Vamos por partes. Diz o Codificador
da Doutrina Espírita que toda pessoa que sente, em qualquer grau, a influência
dos espíritos, é por esse fato, médium. Está correto, pois a mediunidade é um
dom humano presente em todas as criaturas humanas e não exclusiva dos
espíritas.
Ocorre que, por mera questão de
entendimento, são considerados médiuns aqueles que ostensivamente são
utilizados pelos espíritos como intermediários de suas manifestações. Vale
dizer que essas manifestações ocorrem de inúmeras formas (psicografia,
psicofonia, vidência, audiência, etc) e que os espíritos nada mais são do que
as criaturas humanas antes e depois da morte, guardando consigo suas
conquistas morais e intelectuais. Este fato, por si só, já indica que os
espíritos se apresentam nas manifestações de acordo com a moral e intelecto
que possuem.
Portanto, o processo de consulta aos
espíritos é algo que requer muita prudência, bom senso e redobrados cuidados.

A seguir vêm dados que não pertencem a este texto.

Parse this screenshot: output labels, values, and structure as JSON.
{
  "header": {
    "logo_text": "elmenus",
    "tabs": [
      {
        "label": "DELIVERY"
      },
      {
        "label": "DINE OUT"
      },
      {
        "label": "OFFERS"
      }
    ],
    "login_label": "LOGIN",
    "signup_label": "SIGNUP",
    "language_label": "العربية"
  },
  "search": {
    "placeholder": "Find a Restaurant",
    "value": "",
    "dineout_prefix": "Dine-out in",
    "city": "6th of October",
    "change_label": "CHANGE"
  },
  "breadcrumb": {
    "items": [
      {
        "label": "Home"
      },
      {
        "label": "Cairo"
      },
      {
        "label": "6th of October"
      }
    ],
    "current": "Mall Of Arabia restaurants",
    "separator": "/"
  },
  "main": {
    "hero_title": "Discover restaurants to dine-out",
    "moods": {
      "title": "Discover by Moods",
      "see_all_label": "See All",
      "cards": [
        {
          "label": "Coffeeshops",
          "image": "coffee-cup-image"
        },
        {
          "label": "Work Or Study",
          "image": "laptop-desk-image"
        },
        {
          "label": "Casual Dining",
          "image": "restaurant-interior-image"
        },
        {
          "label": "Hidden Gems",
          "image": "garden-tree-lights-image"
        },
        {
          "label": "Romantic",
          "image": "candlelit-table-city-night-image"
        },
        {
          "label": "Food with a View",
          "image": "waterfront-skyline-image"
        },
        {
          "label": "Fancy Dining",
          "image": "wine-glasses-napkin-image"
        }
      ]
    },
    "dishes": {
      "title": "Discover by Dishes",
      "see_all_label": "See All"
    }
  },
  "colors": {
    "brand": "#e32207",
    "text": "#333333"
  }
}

Afinal, eles não estão aí para satisfazer curiosidades ou resolver problemas
materiais. Aconselham sim, sempre com muita reserva, atendem muitas vezes
cuidados com a saúde, mas abstêm-se de informações de cunho material. Somente
respondem a estas questões espíritos ignorantes, estouvados ou propensos a
brincadeiras
Por outro lado, é preciso sempre
lembrar que os médiuns, espíritas ou não, são pessoas comuns, apenas dotados
da faculdade de intercâmbio com o mundo espiritual. A mediunidade é uma
autêntica ferramenta de trabalho para o bem da coletividade. Seu uso independe
da idade, sexo, crença ou condição social, mas o fator moral de seu portador
é fator determinante para sua prática equilibrada e condizente com sua
autêntica finalidade de auxílio aos seres humanos.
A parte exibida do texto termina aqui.